Selecting a random row from a Postgres database can be important for scenarios like sampling data, A/B testing, or just simply when you need to retrieve a random item. This article will explore various ways to accomplish this task each with its own set of advantages and limitations.

Solution 1: ORDER BY RANDOM()

This is the simplest method for selecting a random row. It orders the entire table by the RANDOM() function and then limits the result to a single entry.

  • Step 1: Write the SQL SELECT statement.
  • Step 2: Order the result by the RANDOM() function.
  • Step 3: Limit the result set to one row.

Example:

SELECT * FROM your_table ORDER BY RANDOM() LIMIT 1;

Pros: Very easy to implement. No pre-processing required.

Cons: Performance-intensive on large tables since it requires sorting the entire table.

Solution 2: TBL TABLESAMPLE SYSTEM (1 ROWS)

Utilizes the TABLESAMPLE SYSTEM clause to select a random sample of the table’s rows. Note that this method is less random, as it operates on pages, not individual rows, but it’s much faster for large tables.

  • Step 1: Write the SQL SELECT statement with the TABLESAMPLE SYSTEM clause.
  • Step 2: Specify that you want 1 ROW.

Example:

SELECT * FROM your_table TABLESAMPLE SYSTEM (1 ROWS);

Pros: Significantly faster for large tables.

Cons: Not truly random because rows are sampled from random pages. Some rows may never be selected if they’re on less frequently sampled pages.

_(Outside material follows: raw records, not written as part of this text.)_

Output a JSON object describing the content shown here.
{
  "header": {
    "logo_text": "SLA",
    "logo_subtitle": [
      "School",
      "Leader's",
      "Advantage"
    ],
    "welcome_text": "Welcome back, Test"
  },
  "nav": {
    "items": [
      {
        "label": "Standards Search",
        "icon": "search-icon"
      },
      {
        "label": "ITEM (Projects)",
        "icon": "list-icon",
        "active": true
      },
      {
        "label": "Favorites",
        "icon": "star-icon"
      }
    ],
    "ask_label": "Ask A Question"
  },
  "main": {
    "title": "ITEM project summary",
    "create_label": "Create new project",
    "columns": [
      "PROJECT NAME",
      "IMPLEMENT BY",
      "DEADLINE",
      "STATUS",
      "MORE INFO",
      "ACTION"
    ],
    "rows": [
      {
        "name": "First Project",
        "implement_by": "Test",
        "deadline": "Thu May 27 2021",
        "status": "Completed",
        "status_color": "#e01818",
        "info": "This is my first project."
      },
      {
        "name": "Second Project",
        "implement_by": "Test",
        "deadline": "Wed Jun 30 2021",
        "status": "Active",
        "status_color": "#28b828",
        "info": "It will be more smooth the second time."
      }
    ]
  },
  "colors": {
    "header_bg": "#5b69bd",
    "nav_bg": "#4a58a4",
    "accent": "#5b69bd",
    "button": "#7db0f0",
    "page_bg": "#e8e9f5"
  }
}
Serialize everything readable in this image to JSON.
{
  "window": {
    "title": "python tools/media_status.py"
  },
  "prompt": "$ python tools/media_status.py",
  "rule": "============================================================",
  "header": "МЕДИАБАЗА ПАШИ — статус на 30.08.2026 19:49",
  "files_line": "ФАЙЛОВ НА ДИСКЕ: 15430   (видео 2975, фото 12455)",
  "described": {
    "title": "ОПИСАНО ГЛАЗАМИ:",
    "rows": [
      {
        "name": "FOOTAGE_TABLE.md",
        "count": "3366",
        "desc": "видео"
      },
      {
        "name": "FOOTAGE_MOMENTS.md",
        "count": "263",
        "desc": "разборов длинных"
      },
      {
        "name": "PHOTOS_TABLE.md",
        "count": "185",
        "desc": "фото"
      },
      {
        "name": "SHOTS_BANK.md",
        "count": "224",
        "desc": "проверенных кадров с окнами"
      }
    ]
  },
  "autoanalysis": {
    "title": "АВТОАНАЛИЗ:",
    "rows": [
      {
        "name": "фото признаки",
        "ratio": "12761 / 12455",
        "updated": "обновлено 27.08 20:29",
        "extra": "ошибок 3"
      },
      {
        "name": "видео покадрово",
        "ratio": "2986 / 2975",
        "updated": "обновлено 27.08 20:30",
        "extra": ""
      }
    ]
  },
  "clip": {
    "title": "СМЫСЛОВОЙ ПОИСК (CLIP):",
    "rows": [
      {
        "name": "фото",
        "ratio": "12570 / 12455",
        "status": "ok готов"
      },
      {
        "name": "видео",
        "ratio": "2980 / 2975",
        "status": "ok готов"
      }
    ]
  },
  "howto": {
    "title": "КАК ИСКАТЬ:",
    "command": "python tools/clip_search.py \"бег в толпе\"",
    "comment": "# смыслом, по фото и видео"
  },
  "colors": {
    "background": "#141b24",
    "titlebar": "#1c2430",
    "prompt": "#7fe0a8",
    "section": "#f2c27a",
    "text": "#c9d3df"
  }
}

Solution 3: Sequential ID Random Selection

This method assumes the presence of a sequential ID or similar column. It randomly generates a number based on the maximum ID value and selects the row with the corresponding ID.

  • Step 1: Retrieve the maximum ID value from the table.
  • Step 2: Generate a random number between 1 and the maximum ID using RANDOM().
  • Step 3: Select the row where the ID matches the random number generated.

Example:

WITH RECURSIVE t AS (SELECT MAX(id) AS max_id FROM your_table)SELECT * FROM your_table WHERE id = (SELECT floor(random() * max_id + 1)::int FROM t);

Pros: More efficient than ORDER BY RANDOM() for large tables with a sequential ID.

Cons: Assumes a sequential ID without gaps, which isn’t always realistic. Potentially problematic with concurrently changing data.

Conclusion

When it comes to selecting a random row in PostgreSQL, various methods are available each suited to different requirements and data setups. ORDER BY RANDOM() is the most straightforward technique but may be impractical for large databases due to its performance implications. TABLESAMPLE can offer better performance at the cost of being less random. For tables with sequential IDs, leveraging the ID column can be a fast and effective middle-ground. Understanding the pros and cons of each method is crucial for picking the right one for your specific use case.